Iraqi and KRG criminal justice authorities should investigate all alleged crimes, including unlawful killings, by any party to the conflict in a prompt, transparent, and effective manner, up to the highest levels of responsibility. Those found criminally responsible should be appropriately prosecuted.

Iraq should confirm the whereabouts of the missing men and boys, prioritize prosecution of ISIS members found to have committed the worst abuses, and consider alternatives to prosecution for people whose only alleged crime is ISIS membership or who entered Iraq illegally through Syria.

The Iraqi authorities should clarify the legal basis for holding the women and children, ensure all detainees are either charged with a crime and brought promptly before a judge, or immediately released, and are informed of their right to request consular assistance if they choose. Many of the foreign women apparently entered Iraq illegally, but not all are necessarily ISIS members. Iraq should work with international agencies to safely return foreign women who are not charged with a crime to their home country while considering the best interests of their children, taking into account the possibility that the mothers might be imprisoned. The government and international agencies should urgently identify durable solutions, including resettlement to third countries, for released women and children who cannot safely return to their home countries, including Syrian nationals.

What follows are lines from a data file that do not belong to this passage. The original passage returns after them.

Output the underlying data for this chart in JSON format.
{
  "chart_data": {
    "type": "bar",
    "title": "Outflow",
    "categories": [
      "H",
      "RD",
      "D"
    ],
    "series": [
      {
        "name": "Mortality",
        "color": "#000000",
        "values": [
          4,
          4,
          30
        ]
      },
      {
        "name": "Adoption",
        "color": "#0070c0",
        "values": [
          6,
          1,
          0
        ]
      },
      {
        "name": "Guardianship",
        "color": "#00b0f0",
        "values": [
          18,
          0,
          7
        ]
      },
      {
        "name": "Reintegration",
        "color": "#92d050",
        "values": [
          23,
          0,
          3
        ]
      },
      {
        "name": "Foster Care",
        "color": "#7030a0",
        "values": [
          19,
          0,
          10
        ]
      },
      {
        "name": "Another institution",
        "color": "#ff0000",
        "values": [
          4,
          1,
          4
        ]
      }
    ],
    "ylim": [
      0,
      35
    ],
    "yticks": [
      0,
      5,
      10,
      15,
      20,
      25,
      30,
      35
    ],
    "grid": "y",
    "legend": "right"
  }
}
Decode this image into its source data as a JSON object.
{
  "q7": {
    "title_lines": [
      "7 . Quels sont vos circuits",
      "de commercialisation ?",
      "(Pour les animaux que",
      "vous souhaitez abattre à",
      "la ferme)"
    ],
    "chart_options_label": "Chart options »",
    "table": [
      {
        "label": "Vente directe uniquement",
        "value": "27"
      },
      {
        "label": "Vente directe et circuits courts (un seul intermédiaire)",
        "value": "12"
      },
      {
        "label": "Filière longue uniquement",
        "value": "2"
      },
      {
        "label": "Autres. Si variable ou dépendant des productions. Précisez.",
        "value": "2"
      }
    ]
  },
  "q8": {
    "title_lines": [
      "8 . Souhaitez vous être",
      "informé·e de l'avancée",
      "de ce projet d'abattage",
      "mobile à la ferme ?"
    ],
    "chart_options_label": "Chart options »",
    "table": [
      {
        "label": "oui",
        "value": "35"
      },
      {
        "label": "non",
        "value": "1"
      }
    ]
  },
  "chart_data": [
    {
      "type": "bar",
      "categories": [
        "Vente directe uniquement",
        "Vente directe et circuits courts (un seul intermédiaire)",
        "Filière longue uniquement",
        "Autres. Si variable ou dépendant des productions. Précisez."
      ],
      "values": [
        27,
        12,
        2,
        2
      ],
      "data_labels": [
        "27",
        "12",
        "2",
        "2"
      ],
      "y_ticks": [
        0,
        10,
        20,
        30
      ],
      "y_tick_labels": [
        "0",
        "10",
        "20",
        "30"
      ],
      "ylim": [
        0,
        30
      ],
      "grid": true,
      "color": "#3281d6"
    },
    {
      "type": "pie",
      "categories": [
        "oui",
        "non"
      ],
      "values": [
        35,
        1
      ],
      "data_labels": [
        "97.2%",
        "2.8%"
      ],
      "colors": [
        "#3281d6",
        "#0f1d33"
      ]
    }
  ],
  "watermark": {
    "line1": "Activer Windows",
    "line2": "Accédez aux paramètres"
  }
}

While Iraq is responsible for ensuring the safety and security of the women and children, their home countries’ and other foreign embassies have a key role to play in finding durable solutions, including potential third country resettlement.

“The Iraqi government should ensure the women’s safe repatriation, asylum or resettlement if they release them, or fair trials if it charges them with violating Iraqi laws,” Van Esveld said. “It would be a terrible irony if children, who were notoriously victimized by ISIS, were forced to pay with their future for ISIS’s crimes.”